Amendment of the Articles of Incorporation

The provisions set forth in Articles II (Duration), III (Purpose and Powers), IV (Capital Stock) (other than a change to the number of authorized shares in connection with a split of, or stock dividend in, FS Bancorp's own shares, provided the corporation has only one class of shares outstanding or a change in the par value of such shares), V (Preemptive Rights), VII (Directors), VIII (Removal of Directors), X (Notice for Shareholder Nominations and Proposals), XI (Approval of Certain Business Combinations), XII (Evaluation of Business Combinations), XIII (Limitation of Directors' Liability), XIV (Indemnification), XV (Special Meeting of Shareholders), XVI (Repurchase of Shares), XVII (Amendment of Bylaws) and Article XVIII (Amendment of Articles of Incorporation) of FS Bancorp's articles of incorporation may not be repealed, altered, amended or rescinded in any respect unless the same is approved by the affirmative vote of the holders of not less than 80% of the votes entitled to be cast by each separate voting group entitled to vote thereon.
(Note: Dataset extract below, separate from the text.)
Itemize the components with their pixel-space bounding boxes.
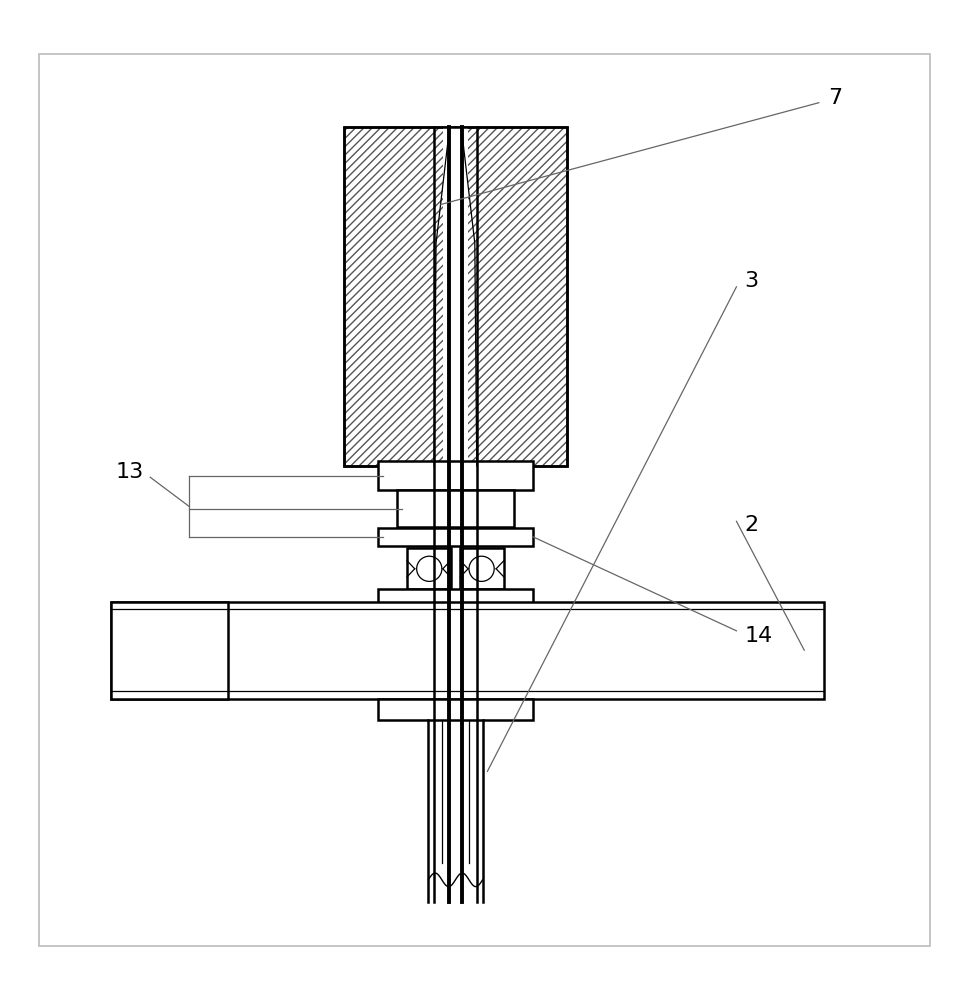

All other provisions of FS Bancorp's articles may be amended by a majority of the shares entitled to vote thereon.

Amendment of the Bylaws

FS Bancorp's articles of incorporation provide that the bylaws may be amended by a majority vote of the board of directors or by approval of 80% of the shareholders entitled to vote in the election of directors.

Removal of Directors

FS Bancorp's articles of incorporation provide that any director may be removed only for cause and only by the affirmative vote of the holders of at least 80% of the total votes eligible to be cast at a legal meeting called expressly for such purpose.

Removal of Officers

Any officer may be removed by a vote of two-thirds of the board of directors.

Transfer Agent

The transfer agent and registrar for the FS Bancorp common stock is American Stock Transfer & Trust Company.